Reported: 2014-04-01 11:28 UTC by Julien BALLET
Modified: 2017-06-29 06:45 UTC (History)
2 users (show)

See Also:

Attachments
Trace of failing NTLMv auth (1.21 KB, application/octet-stream)
2014-04-02 12:23 UTC, Julien BALLET 		no flags Details
Replaced NTLMv2 by LMv2 (1.67 KB, application/octet-stream)
2014-04-02 12:25 UTC, Julien BALLET 		no flags Details
View All Add an attachment (proposed patch, testcase, etc.)

Note You need to log in before you can comment on or make changes to this bug.
Description Julien BALLET 2014-04-01 11:28:30 UTC 
Hi,

I'm writing a small smb library with very a very little feature-set.
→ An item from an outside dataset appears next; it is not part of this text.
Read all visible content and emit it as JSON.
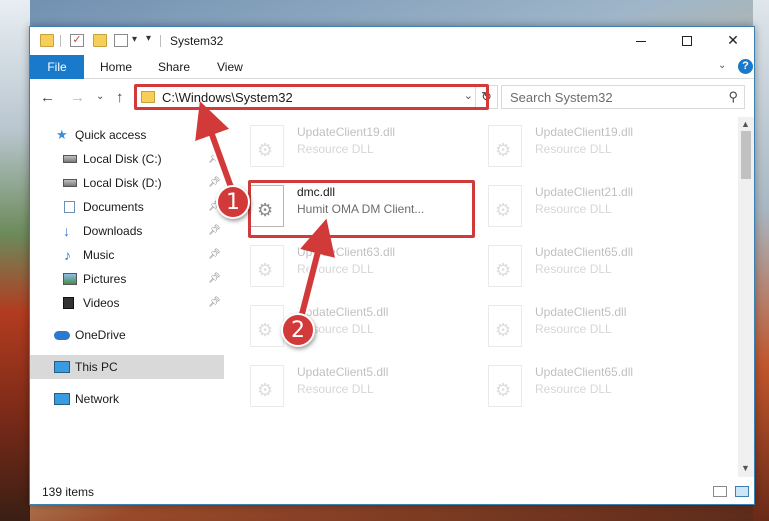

I'm sometimes using smbclient as a reference. I've been working over the last few days on having a working NTLM2 implementation in my client.
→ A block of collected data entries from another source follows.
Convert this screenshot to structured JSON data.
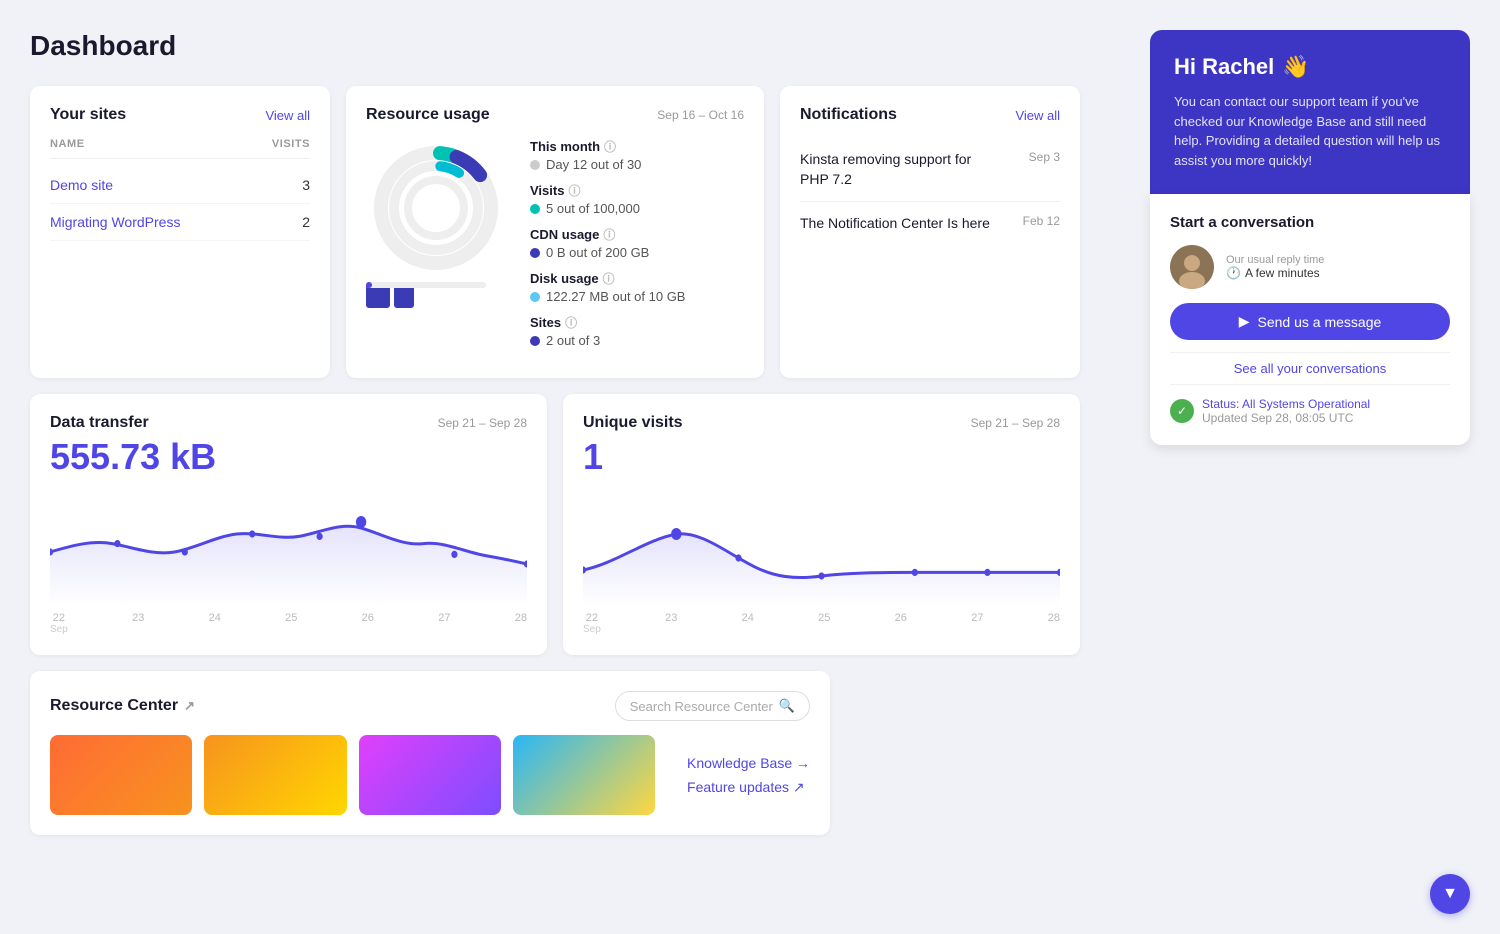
{
  "page": {
    "title": "Dashboard"
  },
  "your_sites": {
    "title": "Your sites",
    "view_all": "View all",
    "columns": {
      "name": "NAME",
      "visits": "VISITS"
    },
    "sites": [
      {
        "name": "Demo site",
        "visits": 3
      },
      {
        "name": "Migrating WordPress",
        "visits": 2
      }
    ]
  },
  "resource_usage": {
    "title": "Resource usage",
    "date_range": "Sep 16 – Oct 16",
    "this_month": {
      "label": "This month",
      "value": "Day 12 out of 30"
    },
    "visits": {
      "label": "Visits",
      "value": "5 out of 100,000"
    },
    "cdn_usage": {
      "label": "CDN usage",
      "value": "0 B out of 200 GB"
    },
    "disk_usage": {
      "label": "Disk usage",
      "value": "122.27 MB out of 10 GB"
    },
    "sites": {
      "label": "Sites",
      "value": "2 out of 3"
    }
  },
  "notifications": {
    "title": "Notifications",
    "view_all": "View all",
    "items": [
      {
        "text": "Kinsta removing support for PHP 7.2",
        "date": "Sep 3"
      },
      {
        "text": "The Notification Center Is here",
        "date": "Feb 12"
      }
    ]
  },
  "data_transfer": {
    "title": "Data transfer",
    "date_range": "Sep 21 – Sep 28",
    "value": "555.73 kB",
    "axis_labels": [
      "22",
      "23",
      "24",
      "25",
      "26",
      "27",
      "28"
    ],
    "axis_sub": "Sep"
  },
  "unique_visits": {
    "title": "Unique visits",
    "date_range": "Sep 21 – Sep 28",
    "value": "1",
    "axis_labels": [
      "22",
      "23",
      "24",
      "25",
      "26",
      "27",
      "28"
    ],
    "axis_sub": "Sep"
  },
  "resource_center": {
    "title": "Resource Center",
    "search_placeholder": "Search Resource Center",
    "links": [
      {
        "label": "Knowledge Base →"
      },
      {
        "label": "Feature updates ↗"
      }
    ]
  },
  "support": {
    "greeting": "Hi Rachel",
    "wave": "👋",
    "description": "You can contact our support team if you've checked our Knowledge Base and still need help. Providing a detailed question will help us assist you more quickly!",
    "start_conversation": "Start a conversation",
    "reply_label": "Our usual reply time",
    "reply_time": "A few minutes",
    "send_button": "Send us a message",
    "see_conversations": "See all your conversations",
    "status_text": "Status: All Systems Operational",
    "status_updated": "Updated Sep 28, 08:05 UTC"
  }
}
I've noticed that smbclient authentication fails with NT_STATUS_INVALID_PARAMETER as a reply to the Setup AndX Command when i try to authenticate on a Win7 box/
I'm using the following configuration for smbclient :

[global]
client NTLMv2 auth = yes
client signing = disabled # Useless i guess
client use spnego = false

It's worth mentioning that without this idiotic configuration smbclient works perfectly, so this is not really a bug report.

 
But since i was wanting to have a way to authenticate on Win7 without having to support GSSAPI/SPNEGO/Extended security i've been experimenting a little bit and found a way to make it work. Long story short, Win7 seems to refuse the old way of providing NTLM2 Response, but it accepts without any problem a LM2 response in the ANSI Password field provided you leave the Unicode Password field empty.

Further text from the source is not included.